A large-scale randomized controlled trial tested the effects of researcher-developed learning games on a transfer measure of fractions knowledge. The measure contained items similar to standardized assessments. Thirty treatment and 29 control classrooms (~1500 students, 9 districts, 26 schools) participated in the study. Students in treatment classrooms played fractions games and students in the control classrooms played solving equations games. Multilevel multidimensional item response theory modeling of the outcome measure produced scaled scores that were more sensitive to the instructional treatment than standard measurement approaches. Hierarchical linear modeling of the scaled scores showed that the treatment condition performed significantly higher on the outcome measure than the control condition. The effect (d = 0.58) was medium to large (Cohen, 1992).

#840 – Limited-Information Goodness-of-Fit Testing of Diagnostic Classification Item Response Theory Models
Mark Hansen, Li Cai, Scott Monroe, and Zhen Li


Although diagnostic classification models have become increasingly popular in educational and psychological measurement, one noted limitation has been a lack of established methods for evaluating their goodness-of-fit. This is a significant problem, since inferences made on the basis of these models (including classification of examinees) may be invalid when the models are badly misspecified.
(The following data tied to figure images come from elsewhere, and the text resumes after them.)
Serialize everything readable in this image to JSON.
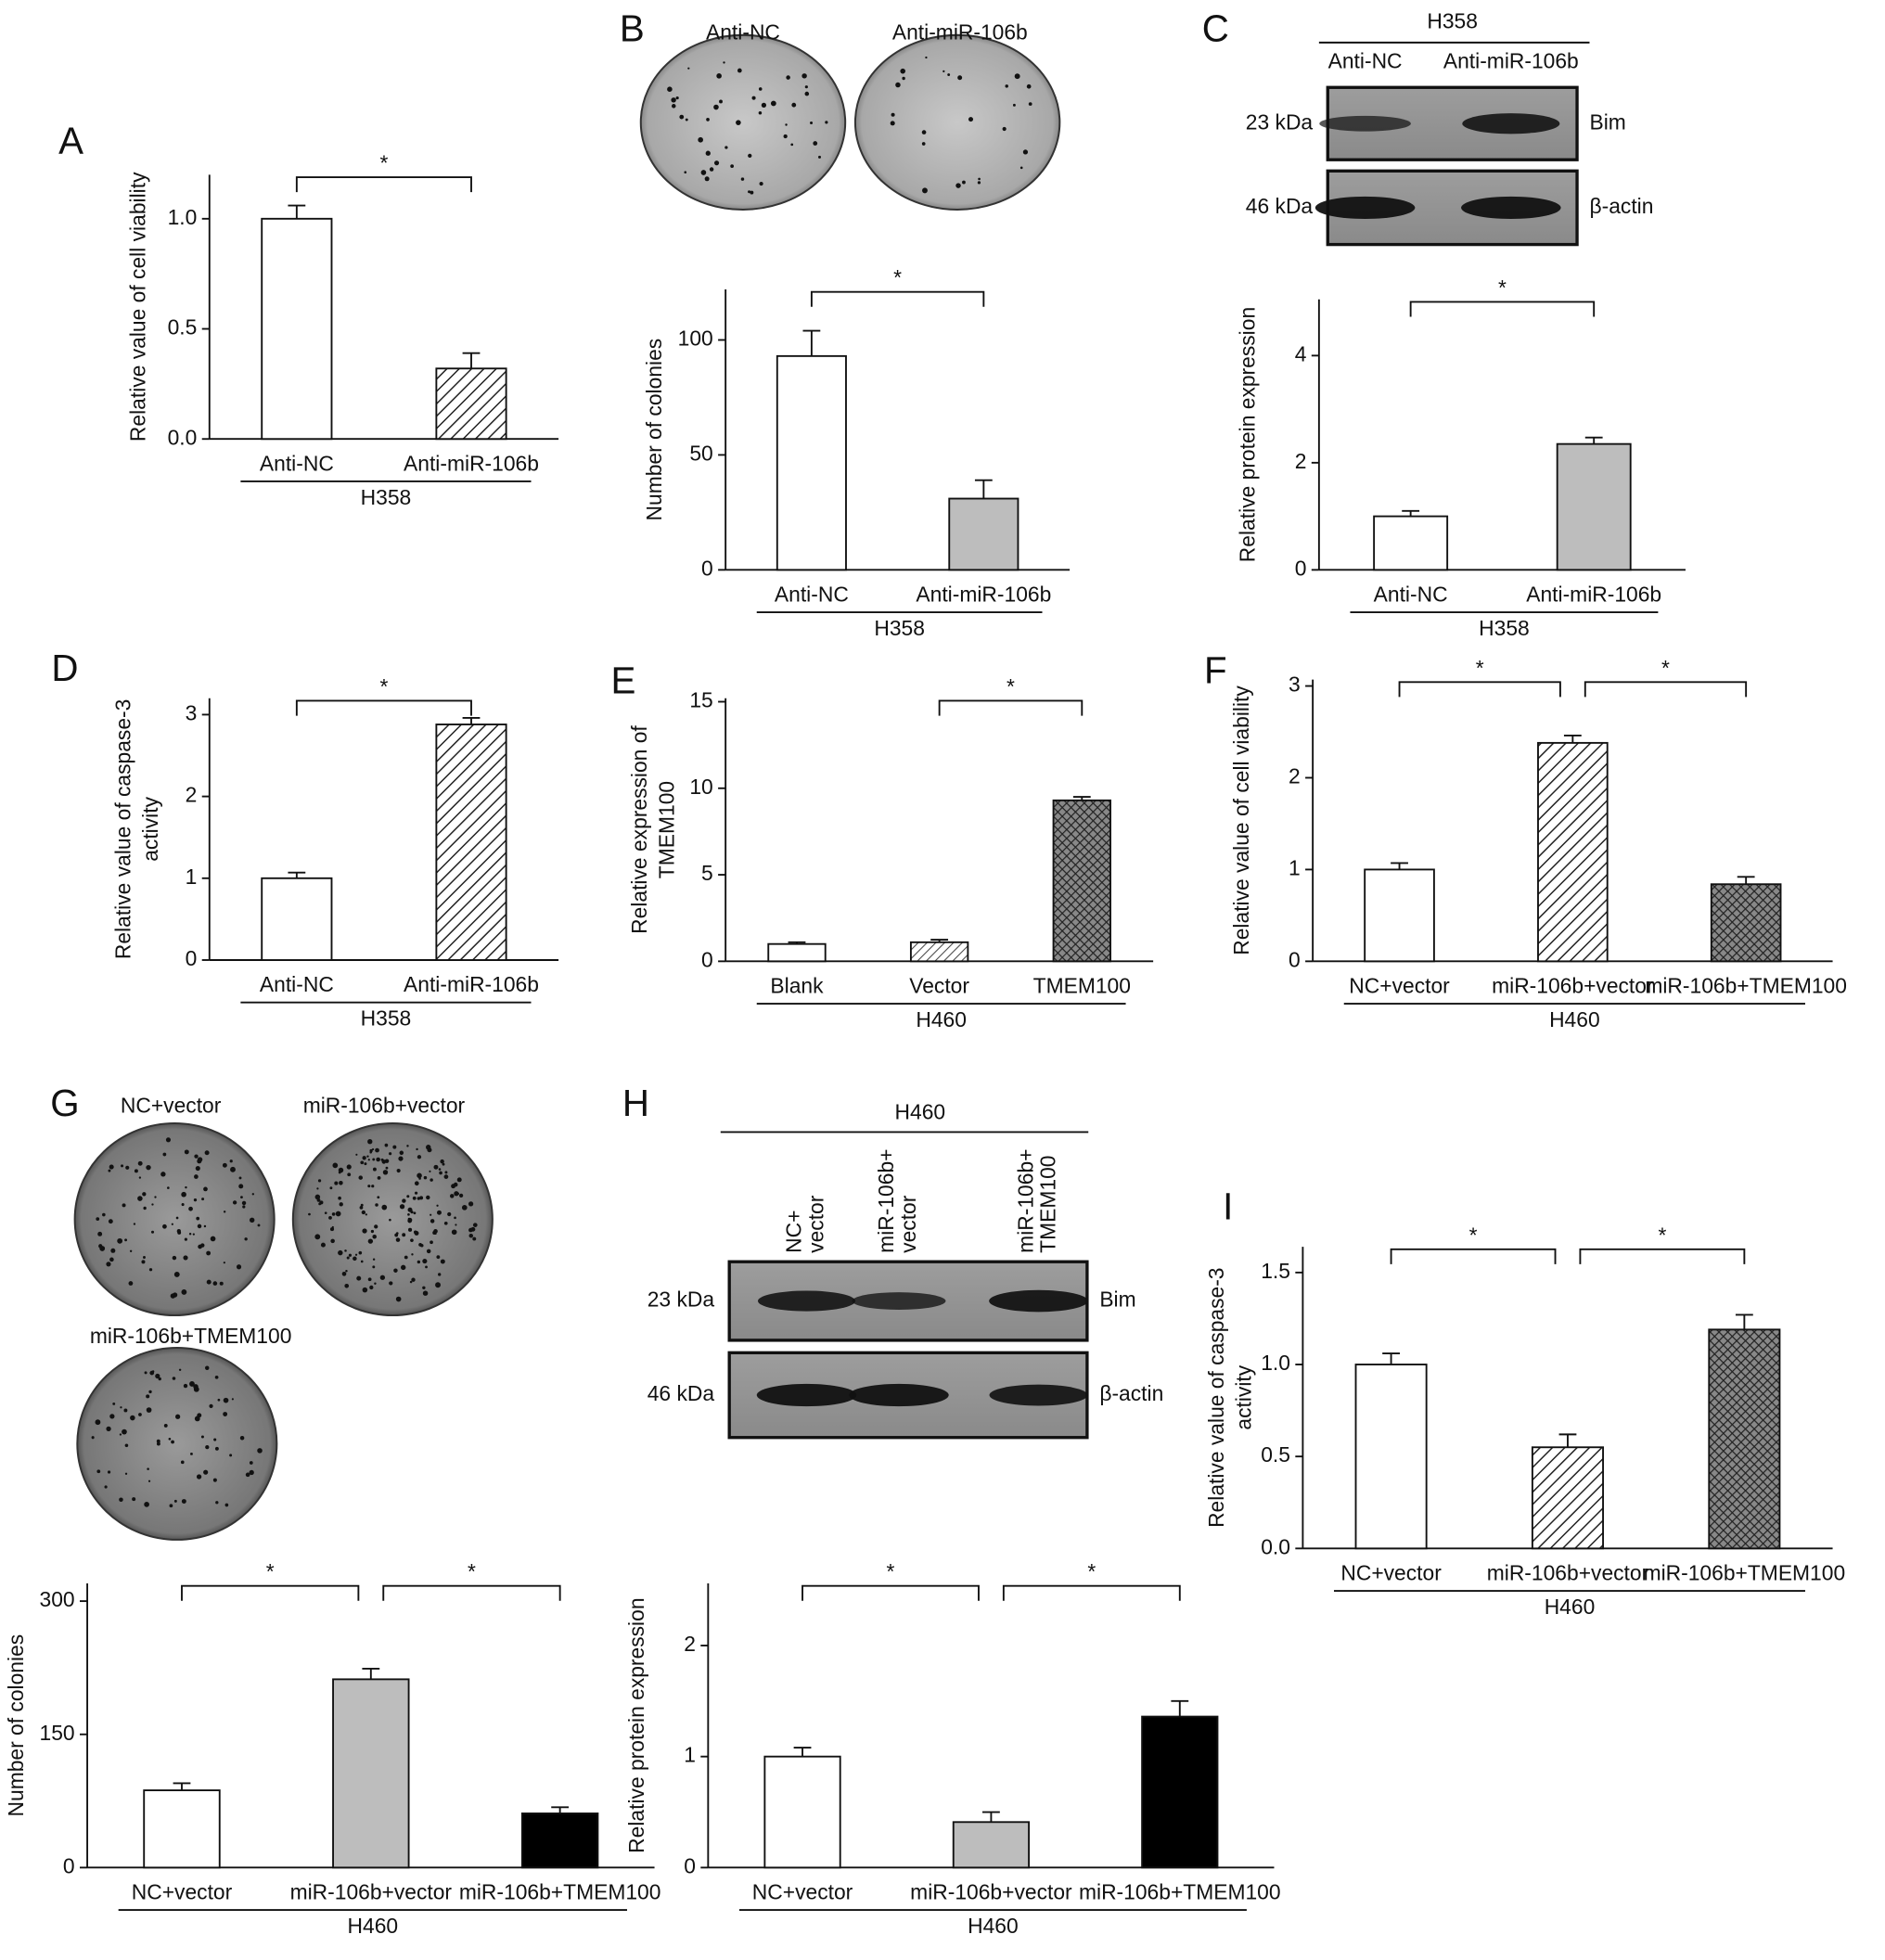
{
  "panel_letters": [
    "A",
    "B",
    "C",
    "D",
    "E",
    "F",
    "G",
    "H",
    "I"
  ],
  "plates": [
    {
      "labels": [
        "Anti-NC",
        "Anti-miR-106b"
      ]
    },
    {
      "labels": [
        "NC+vector",
        "miR-106b+vector",
        "miR-106b+TMEM100"
      ]
    }
  ],
  "blots": [
    {
      "group": "H358",
      "lanes": [
        [
          "Anti-NC"
        ],
        [
          "Anti-miR-106b"
        ]
      ],
      "rows": [
        {
          "size": "23 kDa",
          "protein": "Bim"
        },
        {
          "size": "46 kDa",
          "protein": "β-actin"
        }
      ]
    },
    {
      "group": "H460",
      "lanes": [
        [
          "NC+",
          "vector"
        ],
        [
          "miR-106b+",
          "vector"
        ],
        [
          "miR-106b+",
          "TMEM100"
        ]
      ],
      "rows": [
        {
          "size": "23 kDa",
          "protein": "Bim"
        },
        {
          "size": "46 kDa",
          "protein": "β-actin"
        }
      ]
    }
  ],
  "chart_data": [
    {
      "type": "bar",
      "ylabel": "Relative value of cell viability",
      "categories": [
        "Anti-NC",
        "Anti-miR-106b"
      ],
      "group_label": "H358",
      "values": [
        1.0,
        0.32
      ],
      "errors": [
        0.06,
        0.07
      ],
      "fills": [
        "#ffffff",
        "hatch"
      ],
      "ylim": [
        0,
        1.2
      ],
      "yticks": [
        {
          "value": 0,
          "label": "0.0"
        },
        0.5,
        {
          "value": 1,
          "label": "1.0"
        }
      ],
      "annotations": [
        "*"
      ]
    },
    {
      "type": "bar",
      "ylabel": "Number of colonies",
      "categories": [
        "Anti-NC",
        "Anti-miR-106b"
      ],
      "group_label": "H358",
      "values": [
        93,
        31
      ],
      "errors": [
        11,
        8
      ],
      "fills": [
        "#ffffff",
        "#bdbdbd"
      ],
      "ylim": [
        0,
        122
      ],
      "yticks": [
        0,
        50,
        100
      ],
      "annotations": [
        "*"
      ]
    },
    {
      "type": "bar",
      "ylabel": "Relative protein expression",
      "categories": [
        "Anti-NC",
        "Anti-miR-106b"
      ],
      "group_label": "H358",
      "values": [
        1.0,
        2.35
      ],
      "errors": [
        0.1,
        0.12
      ],
      "fills": [
        "#ffffff",
        "#bdbdbd"
      ],
      "ylim": [
        0,
        5.05
      ],
      "yticks": [
        0,
        2,
        4
      ],
      "annotations": [
        "*"
      ]
    },
    {
      "type": "bar",
      "ylabel": [
        "Relative value of caspase-3",
        "activity"
      ],
      "categories": [
        "Anti-NC",
        "Anti-miR-106b"
      ],
      "group_label": "H358",
      "values": [
        1.0,
        2.88
      ],
      "errors": [
        0.07,
        0.08
      ],
      "fills": [
        "#ffffff",
        "hatch"
      ],
      "ylim": [
        0,
        3.2
      ],
      "yticks": [
        0,
        1,
        2,
        3
      ],
      "annotations": [
        "*"
      ]
    },
    {
      "type": "bar",
      "ylabel": [
        "Relative expression of",
        "TMEM100"
      ],
      "categories": [
        "Blank",
        "Vector",
        "TMEM100"
      ],
      "group_label": "H460",
      "values": [
        1.0,
        1.1,
        9.3
      ],
      "errors": [
        0.1,
        0.15,
        0.2
      ],
      "fills": [
        "#ffffff",
        "finehatch",
        "crosshatch"
      ],
      "ylim": [
        0,
        15.2
      ],
      "yticks": [
        0,
        5,
        10,
        15
      ],
      "annotations": [
        "*"
      ]
    },
    {
      "type": "bar",
      "ylabel": "Relative value of cell viability",
      "categories": [
        "NC+vector",
        "miR-106b+vector",
        "miR-106b+TMEM100"
      ],
      "group_label": "H460",
      "values": [
        1.0,
        2.38,
        0.84
      ],
      "errors": [
        0.07,
        0.08,
        0.08
      ],
      "fills": [
        "#ffffff",
        "hatch",
        "crosshatch"
      ],
      "ylim": [
        0,
        3.07
      ],
      "yticks": [
        0,
        1,
        2,
        3
      ],
      "annotations": [
        "*",
        "*"
      ]
    },
    {
      "type": "bar",
      "ylabel": "Number of colonies",
      "categories": [
        "NC+vector",
        "miR-106b+vector",
        "miR-106b+TMEM100"
      ],
      "group_label": "H460",
      "values": [
        87,
        212,
        61
      ],
      "errors": [
        8,
        12,
        7
      ],
      "fills": [
        "#ffffff",
        "#bdbdbd",
        "#000000"
      ],
      "ylim": [
        0,
        320
      ],
      "yticks": [
        0,
        150,
        300
      ],
      "annotations": [
        "*",
        "*"
      ]
    },
    {
      "type": "bar",
      "ylabel": "Relative protein expression",
      "categories": [
        "NC+vector",
        "miR-106b+vector",
        "miR-106b+TMEM100"
      ],
      "group_label": "H460",
      "values": [
        1.0,
        0.41,
        1.36
      ],
      "errors": [
        0.08,
        0.09,
        0.14
      ],
      "fills": [
        "#ffffff",
        "#bdbdbd",
        "#000000"
      ],
      "ylim": [
        0,
        2.56
      ],
      "yticks": [
        0,
        1,
        2
      ],
      "annotations": [
        "*",
        "*"
      ]
    },
    {
      "type": "bar",
      "ylabel": [
        "Relative value of caspase-3",
        "activity"
      ],
      "categories": [
        "NC+vector",
        "miR-106b+vector",
        "miR-106b+TMEM100"
      ],
      "group_label": "H460",
      "values": [
        1.0,
        0.55,
        1.19
      ],
      "errors": [
        0.06,
        0.07,
        0.08
      ],
      "fills": [
        "#ffffff",
        "hatch",
        "crosshatch"
      ],
      "ylim": [
        0,
        1.64
      ],
      "yticks": [
        {
          "value": 0,
          "label": "0.0"
        },
        0.5,
        {
          "value": 1,
          "label": "1.0"
        },
        1.5
      ],
      "annotations": [
        "*",
        "*"
      ]
    }
  ]
}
This study examines the potential utility of two indices for testing the fit of these models: Maydeu-Olivares and Joe's (2006) M2 and Chen and Thissen's (1997) local dependence (LD) chi-square. These two indices have been previously applied to standard item response theory models. Here we evaluate their performance when applied to diagnostic classification models. Both were found to have good calibration under a wide range of data generating conditions and were sensitive to some--but not all--types of misspecification examined. The study suggests that M2 and the LD index may be quite useful for detecting and characterizing diagnostic classification model misfit.

#839 – A New Statistic for Evaluating Item Response Theory Models for Ordinal Data
Li Cai and Scott Monroe


We propose a new limited-information goodness of fit test statistic C2 for ordinal IRT models. The construction of the new statistic lies formally between the M2 statistic of Maydeu-Olivares and Joe (2006), which utilizes first and second order marginal probabilities, and the M2* statistic of Cai and Hansen (2013), which collapses the marginal probabilities into means and product moments. Unlike M2*, C2 may be computed even when the number of items is small and the number of categories is large. It is as well calibrated as the alternatives
and can be more powerful than M2. When all items are dichotomous, C2 becomes equivalent to M2*, which is also equivalent to M2. We analyze empirical data from a patient-reported outcomes measurement development project to illustrate the potential differences in substantive conclusions that one may draw from the use of different statistics for model fit assessment.